Medicine-related items should be excluded from a proposed Government crackdown on single-use plastics and should not attract a “plastic tax”, the Company Chemists’ Association (CCA) has said. The statement follows a recent consultation by the HM Treasury on potential options to change the tax system or to introduce charges to reduce the amount of single-use plastic waste.

Malcolm Harrison, CCA chief executive commented: “Medicines are not ordinary consumer products, and any efforts to deliver better environmental outcomes must not have unintended consequences for patient care.

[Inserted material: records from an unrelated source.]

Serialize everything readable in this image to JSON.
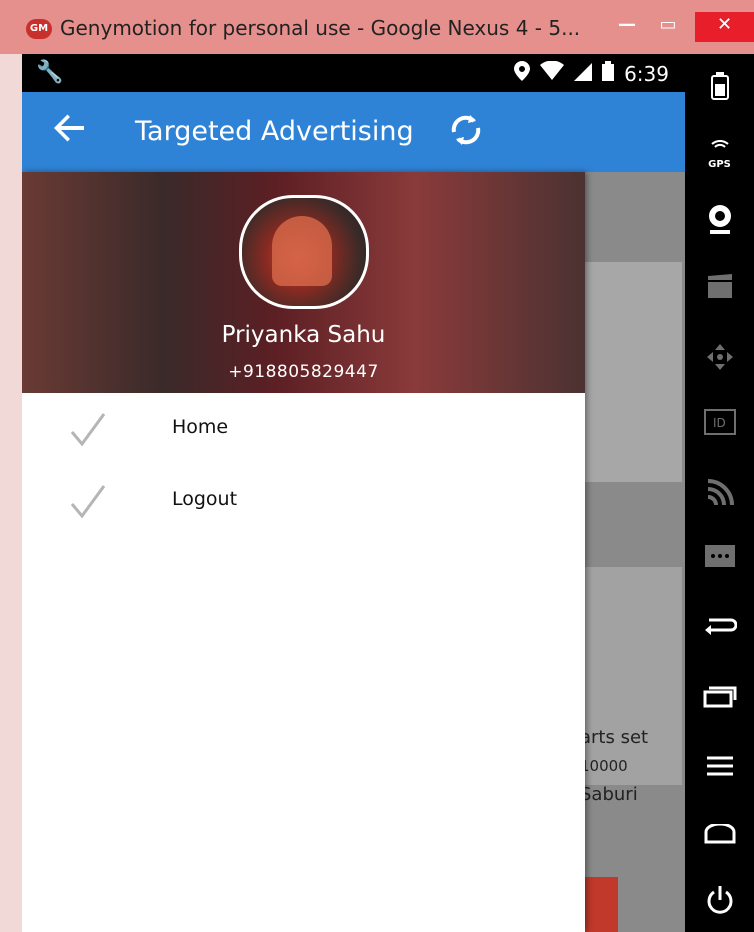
{
  "window": {
    "logo_text": "GM",
    "title": "Genymotion for personal use - Google Nexus 4 - 5...",
    "minimize": "—",
    "maximize": "▭",
    "close": "✕"
  },
  "statusbar": {
    "left_icon": "🔧",
    "time": "6:39"
  },
  "appbar": {
    "title": "Targeted Advertising"
  },
  "drawer": {
    "profile_name": "Priyanka Sahu",
    "profile_phone": "+918805829447",
    "menu": [
      {
        "label": "Home",
        "icon": "check-icon"
      },
      {
        "label": "Logout",
        "icon": "check-icon"
      }
    ]
  },
  "background": {
    "line1": "arts set",
    "line2": "10000",
    "line3": "Saburi"
  },
  "emulator_sidebar": {
    "icons": [
      "battery-icon",
      "gps-icon",
      "camera-icon",
      "clapper-icon",
      "move-icon",
      "id-icon",
      "rss-icon",
      "more-icon",
      "back-icon",
      "recent-apps-icon",
      "menu-icon",
      "home-icon",
      "power-icon"
    ]
  },
  "colors": {
    "appbar": "#2f83d6",
    "titlebar": "#e6908e",
    "close_button": "#e81e2a"
  }
}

We sincerely hope that any policy decisions around changing the tax system or introducing charges for single-use plastics consider very carefully the impacts on sectors such as healthcare, including pharmacy.”

Plastic is used for many dosing aids and healthcare products because it does not usually interact with the active ingredients, said the CCA, and may be difficult to substitute safely. Finding viable alternatives, subject to extensive testing and quality control, would be a “longer-term project”, Mr Harrison said.

However, CCA member companies are actively “involved in and committed to” a range of environmental and sustainability initiatives, he added, before suggesting that pharmacy and healthcare generally are not in a position to absorb any further taxation if a scheme was introduced. “Any direct or indirect financial strain on the NHS and pharmacy businesses from new plastic taxes simply cannot be borne at present,” he concluded.